Деятелен и мил и однак всегда.

Знаменитый филолог Ф. И. Буслаев в своих воспоминаниях рассказывает, как в старом московском доме Петра Киреевского, уцелевшем от пожара 1812 года, он среди ветхой мебели увидел деревянную коробью, то есть старинный сундук, запертый висячим замком; в этом окованном железом сундуке Киреевский хранил коллекции песен и оттуда доставал и показывал гостю записки Пушкина. Впоследствии эти песенные сокровища перекочевали из Москвы в Киреевскую Слободку, небольшую деревушку в Орловской губернии, доставшуюся Петру Васильевичу после раздела имений Киреевских (родовое поместье село Долбино, под Калугой, где родился Петр Васильевич, досталось женившемуся старшему брату, Ивану Киреевскому), Здесь, в Киреевской Слободке, Петр Васильевич умер в 1856 году и оставил завещание о своем собрании песен. При жизни он успел издать в 1848 году сборник «Русские народные песни».

После его смерти под редакцией П. Бессонова вышли десять выпусков «Песен, собранных П. В. Киреевским». Выходили и позднее песни, собранные Петром Киреев-ским, но полностью они не изданы до сих пор.

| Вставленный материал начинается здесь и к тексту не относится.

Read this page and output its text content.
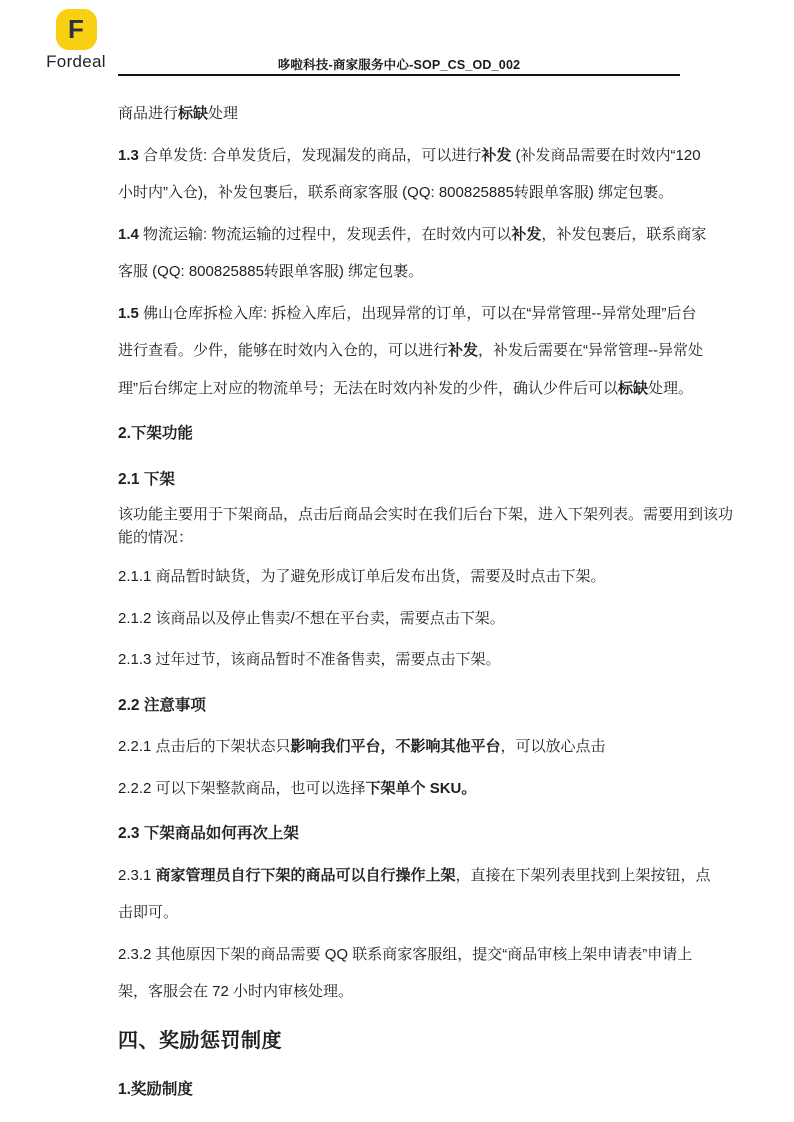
F
Fordeal	哆啦科技-商家服务中心-SOP_CS_OD_002
商品进行标缺处理
1.3 合单发货: 合单发货后，发现漏发的商品，可以进行补发 (补发商品需要在时效内“120
小时内”入仓)，补发包裹后，联系商家客服 (QQ: 800825885转跟单客服) 绑定包裹。
1.4 物流运输: 物流运输的过程中，发现丢件，在时效内可以补发，补发包裹后，联系商家
客服 (QQ: 800825885转跟单客服) 绑定包裹。
1.5 佛山仓库拆检入库: 拆检入库后，出现异常的订单，可以在“异常管理--异常处理”后台
进行查看。少件，能够在时效内入仓的，可以进行补发，补发后需要在“异常管理--异常处
理”后台绑定上对应的物流单号；无法在时效内补发的少件，确认少件后可以标缺处理。
2.下架功能
2.1 下架
该功能主要用于下架商品，点击后商品会实时在我们后台下架，进入下架列表。需要用到该功
能的情况：
2.1.1 商品暂时缺货，为了避免形成订单后发布出货，需要及时点击下架。
2.1.2 该商品以及停止售卖/不想在平台卖，需要点击下架。
2.1.3 过年过节，该商品暂时不准备售卖，需要点击下架。
2.2 注意事项
2.2.1 点击后的下架状态只影响我们平台，不影响其他平台，可以放心点击
2.2.2 可以下架整款商品，也可以选择下架单个 SKU。
2.3 下架商品如何再次上架
2.3.1 商家管理员自行下架的商品可以自行操作上架，直接在下架列表里找到上架按钮，点
击即可。
2.3.2 其他原因下架的商品需要 QQ 联系商家客服组，提交“商品审核上架申请表”申请上
架，客服会在 72 小时内审核处理。
四、奖励惩罚制度
1.奖励制度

Подвижническая деятельность Петра Васильевича Киреевского оставила глубокий след в русской культуре. Высочайшая самобытность народных песен нашла своего неутомимого собирателя и ценителя в лице образованнейшего человека своего времени. Лишний раз подтверждалась мудрость Пушкина, говорившего о живительности народного начала для творчества: «В зрелой словесности приходит время, когда умы, наскуча однообразными произведениями искусства, ограниченным кругом языка условленного, избранного, обращаются к свежим вымыслам народным и к странному просторечию, сначала презренному», По своему значению открытие народных истоков творчества, предшествующих «образованной» культуре, напояющих ее соками и жизнью, собрание Киреевским народных песен перекликалось с деятельностью другого подвижника — Даля, собиравшего в эти же годы свой «Толковый словарь», сокровенной целью которого было отдание безусловного первенства стихии народной речи, живого разговорного языка перед языком литературным. Прозорливые современники спешили собирать жатву с тысячелетней нивы крестьянской культуры, вступавшей в эпоху своих небывалых исторических испытаний. Начиналась эпоха буржуазного развития, враждебного духовным ценностям, в том числе народному творчеству. На Западе судьба фольклора «уже давно решилась, в лучшем случае он стал предметом исторического изучения. Теперь решалась судьба русского народного творчества, и, как все неповторимое, испытуемое новым временем, это творчество вызвало мощный приток интереса к себе. Энтузиастом собирания песен был П. И. Якушкин, ученик П. В. Киреевского, по его поручению несколько лет сряду ходивший по деревням России и записывавший песни и сказания.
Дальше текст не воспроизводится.